Saturday, April 6, 2013

Donna From Downey.

Alyssa Sialaris
One of my students was found dead Thursday night. There are very few details, but she was a lovely and brilliant young woman, with many friends, a student athlete.

I know each of us has our favorites, young people who are so clearly going to change the world, make it better, strive and achieve. I know we're also supposed to be professionals, maintain distance, etc. But if you have blood in your veins you know that some of them just reach you differently, and you think of yourself as being bonded in some way.

And one of mine is lost forever now and I am grieving.

Godspeed, Alyssa.


from the Whittier Daily News

Whittier College athlete Alyssa Sialaris was found dead Thursday night of unknown causes in her off-campus apartment, campus officials said. She was 21.
The Los Angeles County Coroner's Office has not made a determination of the cause of death, only saying that there were no visible signs of trauma.
Whittier police officials said Sialaris' roommate discovered the body in a bedroom.
"Alyssa was a bright young woman, courageous and promising - a true asset to our campus community," Whittier College President Sharon Herzberger said. "Our heartfelt sympathy goes out to her family, her close friends, and the faculty and coaches who came to know her well. She will be sorely missed by her Poet family."
Originally from San Jose, Sialaris, a senior, was majoring in kinesiology and nutrition science. She was set to graduate next month with academic distinction, college officials said in a statement.
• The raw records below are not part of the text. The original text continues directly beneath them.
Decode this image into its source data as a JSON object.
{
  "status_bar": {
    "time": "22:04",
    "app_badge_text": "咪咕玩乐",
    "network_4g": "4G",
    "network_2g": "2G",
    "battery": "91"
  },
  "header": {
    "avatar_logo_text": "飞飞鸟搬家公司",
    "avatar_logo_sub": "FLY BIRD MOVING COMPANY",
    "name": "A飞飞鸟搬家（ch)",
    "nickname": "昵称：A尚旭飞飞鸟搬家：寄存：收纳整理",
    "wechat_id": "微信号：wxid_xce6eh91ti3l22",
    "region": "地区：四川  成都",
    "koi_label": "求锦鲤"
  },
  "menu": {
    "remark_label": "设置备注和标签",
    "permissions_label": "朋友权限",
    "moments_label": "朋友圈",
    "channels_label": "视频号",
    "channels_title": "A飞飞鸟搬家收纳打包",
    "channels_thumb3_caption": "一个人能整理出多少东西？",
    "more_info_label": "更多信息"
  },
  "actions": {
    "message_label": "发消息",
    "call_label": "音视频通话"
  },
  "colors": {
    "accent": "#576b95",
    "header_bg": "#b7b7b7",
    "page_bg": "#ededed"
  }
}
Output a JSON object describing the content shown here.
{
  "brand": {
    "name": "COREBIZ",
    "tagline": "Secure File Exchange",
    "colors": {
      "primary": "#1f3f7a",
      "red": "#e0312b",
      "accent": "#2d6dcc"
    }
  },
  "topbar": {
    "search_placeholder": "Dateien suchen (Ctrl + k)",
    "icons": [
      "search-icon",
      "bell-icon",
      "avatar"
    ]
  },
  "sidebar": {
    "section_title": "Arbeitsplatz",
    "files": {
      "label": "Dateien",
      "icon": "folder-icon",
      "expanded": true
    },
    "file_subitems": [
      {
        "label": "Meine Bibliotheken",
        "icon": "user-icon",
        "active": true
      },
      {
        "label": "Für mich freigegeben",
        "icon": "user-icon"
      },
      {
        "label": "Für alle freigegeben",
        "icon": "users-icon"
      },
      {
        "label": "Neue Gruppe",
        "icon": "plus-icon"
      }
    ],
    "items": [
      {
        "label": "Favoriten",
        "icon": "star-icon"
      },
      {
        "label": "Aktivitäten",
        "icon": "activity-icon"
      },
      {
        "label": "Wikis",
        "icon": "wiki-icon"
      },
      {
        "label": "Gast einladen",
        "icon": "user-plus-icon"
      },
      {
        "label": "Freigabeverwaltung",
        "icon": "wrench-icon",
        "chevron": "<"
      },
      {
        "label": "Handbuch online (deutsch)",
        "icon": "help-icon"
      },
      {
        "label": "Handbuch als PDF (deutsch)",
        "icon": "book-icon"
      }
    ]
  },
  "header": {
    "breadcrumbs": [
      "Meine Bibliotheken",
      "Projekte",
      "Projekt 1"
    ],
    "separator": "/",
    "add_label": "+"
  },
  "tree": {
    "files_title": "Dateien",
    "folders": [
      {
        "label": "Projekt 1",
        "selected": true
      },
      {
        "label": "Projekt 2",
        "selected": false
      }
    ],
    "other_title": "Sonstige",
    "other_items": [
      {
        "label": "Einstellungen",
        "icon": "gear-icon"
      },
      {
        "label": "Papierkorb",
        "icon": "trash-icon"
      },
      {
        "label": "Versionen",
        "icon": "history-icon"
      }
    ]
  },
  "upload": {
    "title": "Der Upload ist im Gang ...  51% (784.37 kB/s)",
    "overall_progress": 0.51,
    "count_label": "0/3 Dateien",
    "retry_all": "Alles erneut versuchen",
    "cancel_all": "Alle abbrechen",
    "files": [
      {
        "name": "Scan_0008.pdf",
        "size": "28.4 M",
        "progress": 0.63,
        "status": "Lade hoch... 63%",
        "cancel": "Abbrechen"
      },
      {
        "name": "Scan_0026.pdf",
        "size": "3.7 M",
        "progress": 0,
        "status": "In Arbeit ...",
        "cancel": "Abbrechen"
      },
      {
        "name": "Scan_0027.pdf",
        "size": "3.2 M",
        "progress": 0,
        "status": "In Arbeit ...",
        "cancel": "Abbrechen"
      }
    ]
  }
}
  1. Donna is a longtime community member who asked me to post this under a pseudonym.

  2. This is so awful Donna, I am sorry for the girl, her family and all who knew her.

    I had a student who took 8 classes with me take his own life two years ago. It was shocking and has stuck with me almost as hard as the sudden death of my own father.

    How could we not learn to like or at least appreciate them? At the core, I truly believe it is our intrinsic humanity that makes us care enough to teach anyway. For the best and worst of us, that leaves us vulnerable in many ways.

    (Which is why we care enough to be miserable.)

    Don't stop.

  3. There are such sad stories around college campuses, every year it seems. We come here to let loose our vexation and misery, yet most of us go back into the classroom hopeful and ready.

    It's because of kids like Alyssa, and all the kids like her we see on every one of our campuses.

    I share my sympathy with you, Donna. I know it sometimes seems overwrought to think of the young people in our classes as "ours," but they often become that, even if just for a few semesters.

    1. Indeed they do. At one point in grad school, several of us who were TAing discovered that we each harbored the fear that, while trying to drive in our decidedly pedestrian-oriented college town, we would manage to hit one of our own students. Of course we didn't want to hit any pedestrian, but somehow hitting one of our students seemed much, much worse.

  4. Oh, dear, Donna. That's so sad, and so hard for you, and for her friends. I'm sorry.

  5. This is so sad. I am so sorry for her family and for you, Donna.

  6. another community member wanted to reply to Donna:
    That's awful, Donna.

    Whittier is my alma mater, and the news about Alyssa Sialaris makes me deeply sad. Although our Poet Nation is small, we are proud of outstanding women like her.

    I remember when a girl I knew socially, a Metaphonian, stepped off a curb and in front of a car; her death sent a shockwave through the school, and even now, I sometimes think of her and remember the warm, friendly woman who disappeared from our lives.

    Alyssa Sialaris will likewise be missed. My best wishes go out to you.

  7. This is tragic. I am so sad for you and for her family. We all need to hug our loved ones every day! I am sure you will never forget her.

  8. I'm so sorry, Donna. A sad, sad story.

  9. I'm sorry, Donna. Thank you for sharing this, and condolences to you and your colleagues (and of course to Alyssa's family and friends).